Energy-Efficient Phase-Aware Scheduling for Heterogeneous Multicore Processors

While the multicore processors common today are typically homogeneous (i.e. composed of multiple cores of identical design), ever-more-stringent energy and performance constraints are making heterogeneous multicore processors increasingly attractive alternatives. Because applications vary significantly in the computing resources that they can effectively exploit, they observe drastically different energy consumption and performance depending on the characteristics of the processor core(s) they are running on. Heterogeneous computing cores can more efficiently meet the specialized needs of varied applications. However, while heterogeneous types of cores can be beneficial, the added complexity of heterogeneity can significantly complicate the scheduling of application threads to cores of different types. To achieve energy efficiency, a scheduler must attempt to minimize energy consumption by finding the optimal application to core mapping. Most existing approaches to mapping applications to heterogenous cores do so statically-that is they determine a priori the fitness of a particular application thread to a particular core type.

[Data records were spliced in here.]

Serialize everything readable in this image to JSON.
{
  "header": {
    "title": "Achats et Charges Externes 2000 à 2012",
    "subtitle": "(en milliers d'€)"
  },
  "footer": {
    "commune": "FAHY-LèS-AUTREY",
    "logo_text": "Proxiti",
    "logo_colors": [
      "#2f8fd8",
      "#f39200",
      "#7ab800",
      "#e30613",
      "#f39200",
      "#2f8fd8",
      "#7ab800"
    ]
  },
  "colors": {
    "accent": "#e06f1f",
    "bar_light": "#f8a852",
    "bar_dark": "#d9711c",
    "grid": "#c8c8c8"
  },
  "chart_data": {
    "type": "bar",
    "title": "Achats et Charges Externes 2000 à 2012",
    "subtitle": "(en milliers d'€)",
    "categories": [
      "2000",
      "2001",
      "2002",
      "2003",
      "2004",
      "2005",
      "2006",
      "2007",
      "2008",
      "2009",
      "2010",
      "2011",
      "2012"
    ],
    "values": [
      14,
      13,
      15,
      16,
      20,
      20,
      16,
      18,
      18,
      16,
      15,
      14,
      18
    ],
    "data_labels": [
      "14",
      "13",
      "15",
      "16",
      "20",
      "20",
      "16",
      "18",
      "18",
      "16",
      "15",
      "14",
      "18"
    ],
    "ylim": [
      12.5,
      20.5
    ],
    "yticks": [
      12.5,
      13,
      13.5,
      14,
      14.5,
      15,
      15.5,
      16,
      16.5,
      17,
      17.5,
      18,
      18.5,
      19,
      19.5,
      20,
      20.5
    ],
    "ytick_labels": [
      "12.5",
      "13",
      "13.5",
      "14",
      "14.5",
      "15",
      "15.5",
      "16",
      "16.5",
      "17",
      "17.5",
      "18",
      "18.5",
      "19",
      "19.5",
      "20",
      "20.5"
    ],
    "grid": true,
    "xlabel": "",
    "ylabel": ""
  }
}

This paper demonstrates that significant reduction in energy consumption can be achieved by dynamically adjusting this mapping as application behavior changes with new program phases. This paper further proposes an online scheduler that re- evaluates the program-to-core assignment when a phase-change of a program occurs, in order to optimize the scheduler for energy consumption. Our results show significant energy reduction over random scheduling of programs within a heterogeneous multicore processor.